Un standard ? Quel standard ?
Pour rappel, l’INSERR –Institut national de sécurité routière et de recherches– groupement d’intérêt public, est le seul organisme national de formation spécifiquement dédié à la sécurité routière. Il forme donc naturellement les experts en automobile, puisque ceux-ci sont eux-mêmes sous la tutelle de la DSCR. De source(s) sûre(s), cette lettre tout à fait officielle signée par Philippe Ouvrard, président de la CFEA (et, accessoirement, de l’ANEA), s’adresse aux responsables de la DSCR pour qu’ils demandent à l’INSERR de retirer le module “recours direct” de son cursus dédié aux experts. La raison ? La procédure n’entre pas dans le schéma standard de formation VE… Les experts ayant suivi le cursus de l’INSERR cette année peuvent en témoigner puisqu’il ne leur a pas été fait mystère de la teneur de ce courrier.Il est vrai qu’IFOR2A, l’organisme de formation d’ANEA, n’inclut pas un tel module dans sa propre formation qualifiante aux procédures VE. Mais le fait qu’IFOR2A soit “l’école” du principal syndicat représentatif de la profession d’expert ne suffit pas à faire de son cursus le mètre-étalon de toutes les formations d’expert qui existent. Pas plus que le cursus de BCA Académie. L’INSERR qui, chaque année, fait valider son programme de formation aux procédures VE par la DSCR et plus particulièrement la Mission de l’expertise automobile AVANT de le dispenser, n’a bien sûr pas cédé. Pas plus que la DSCR n’a donné une suite favorable aux réclamations de la CFEA.

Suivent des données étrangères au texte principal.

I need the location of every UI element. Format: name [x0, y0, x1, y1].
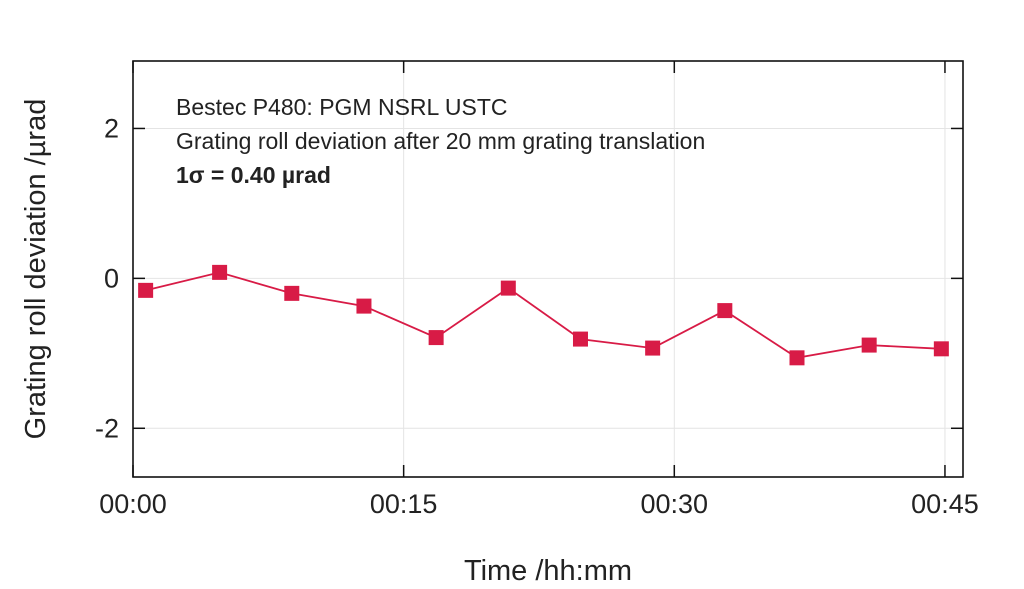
data-series: [138, 264, 949, 366]
data-point-marker: [428, 330, 444, 346]
x-axis-title: Time /hh:mm: [464, 555, 632, 587]
x-tick-label: 00:30: [641, 489, 709, 519]
data-point-marker: [284, 285, 300, 301]
data-point-marker: [717, 303, 733, 319]
y-tick-label: 0: [104, 263, 119, 293]
plot-frame: [132, 60, 964, 478]
data-point-marker: [356, 298, 372, 314]
data-point-marker: [789, 350, 805, 366]
data-point-marker: [500, 280, 516, 296]
annotation-sigma: 1σ = 0.40 µrad: [176, 162, 331, 188]
y-axis-title: Grating roll deviation /µrad: [20, 99, 52, 440]
data-point-marker: [212, 264, 228, 280]
annotation-title: Bestec P480: PGM NSRL USTC: [176, 94, 507, 120]
data-point-marker: [933, 341, 949, 357]
annotation-description: Grating roll deviation after 20 mm grati…: [176, 128, 705, 154]
grid-lines: [132, 61, 963, 477]
y-tick-label: 2: [104, 113, 119, 143]
data-point-marker: [572, 331, 588, 347]
data-point-marker: [645, 340, 661, 356]
x-tick-label: 00:45: [911, 489, 979, 519]
x-tick-label: 00:15: [370, 489, 438, 519]
y-tick-label: -2: [95, 413, 119, 443]
axis-ticks: [132, 61, 963, 477]
x-tick-label: 00:00: [99, 489, 167, 519]
data-point-marker: [138, 282, 154, 298]
series-line: [145, 271, 942, 359]
data-point-marker: [861, 337, 877, 353]
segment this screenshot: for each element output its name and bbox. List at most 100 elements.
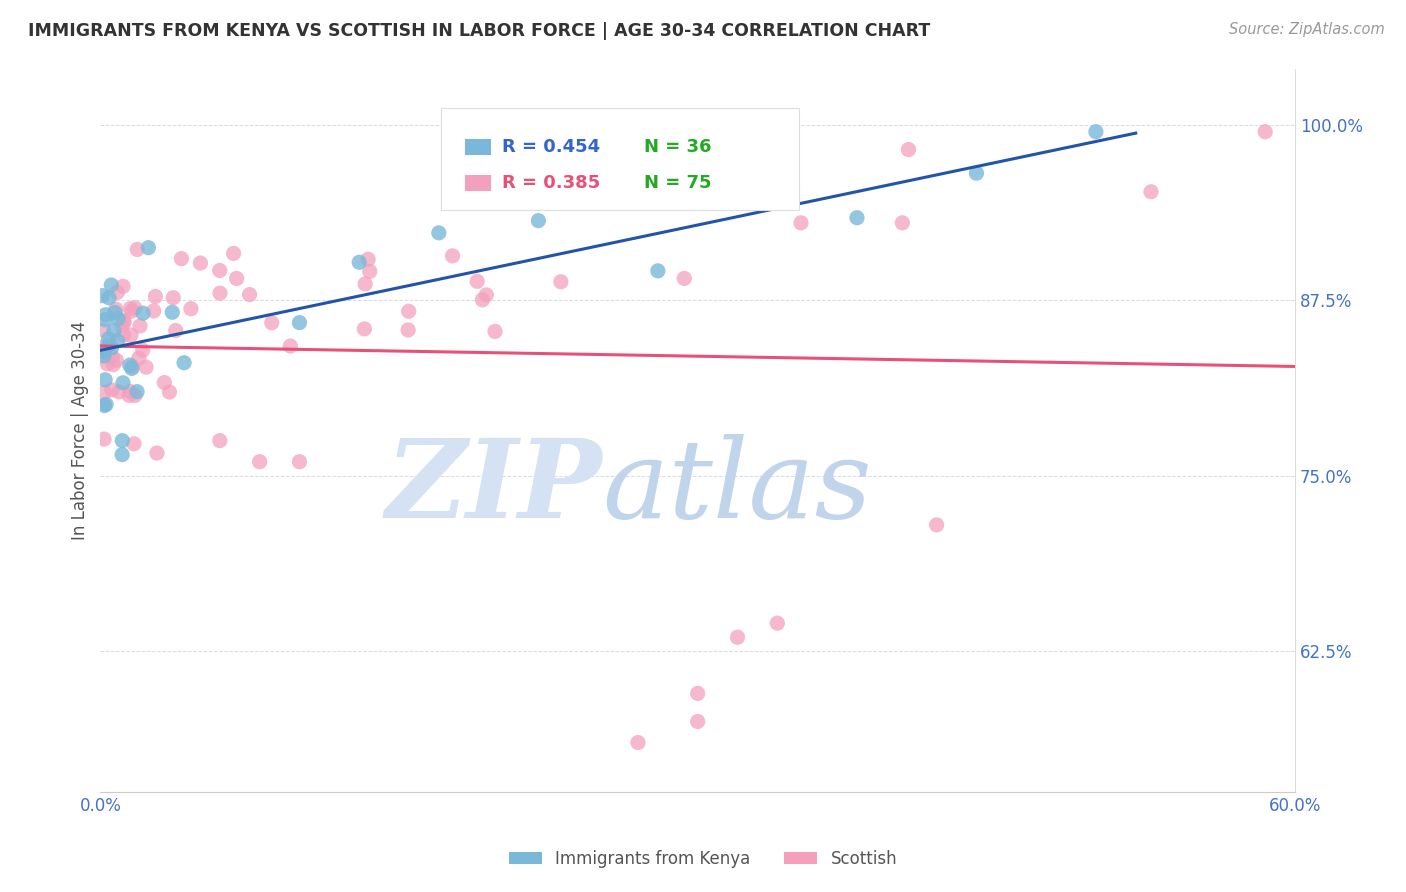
Point (527, 213, 550, 227)
Y-axis label: In Labor Force | Age 30-34: In Labor Force | Age 30-34 (72, 320, 89, 540)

«Question d'harmonisation»
Joint pour plus de précisions, Sylvain Girault, administrateur de la CFEA et vice-président en charge de la communication de l'ANEA, se souvient du courrier, envoyé au moment ou l'INSERR a vu son programme validé, comme d'une simple «mise en garde» à la DSCR «pour ne pas que chaque établissement puisse ajouter les petits compléments de son choix à sa formation». «Nous voulions affirmer notre volonté que la formation ne sorte pas du cadre que la profession d'expert essaie de fixer : il faut que les formations VE d'IFOR2A, de BCA Académie et de l'INSERR soient harmonisées et c'est, en général, loin d'être facile». Et celui-ci de souligner que «dans la communauté des experts, il y a eu des critiques concernant les disparités entre les différentes formations». Pourtant, le dernier commentaire que nous ayons eu en la matière relevait plutôt le bien-fondé d'avoir plusieurs sons de cloche émanant des différentes formations d'experts. Surtout des sons de cloche dépassant la longueur d'onde restreinte des compagnies d'assurance. «C'est plutôt moyen de constater que chacun peut mettre ce qu'il veut au programme de sa formation mais si le Ministère considère que chaque établissement peut faire ce qu'il veut, que pouvons-nous faire ? C'est dommage que des disparités naissent de cette façon.» Avec lucidité, Sylvain Girault admet tout de même le chemin parcouru par le recours direct depuis plusieurs mois, et le caractère presque inexorable qu'il revêt pour les compagnies d'assurance. «Le recours direct, on ne l'empêchera pas, il y a beaucoup de choses en route sur le terrain, reconnait-il. Et si le programme de l'INSERR n'a pas été modifié, c'est que le Ministère n'a rien à dire contre cela.»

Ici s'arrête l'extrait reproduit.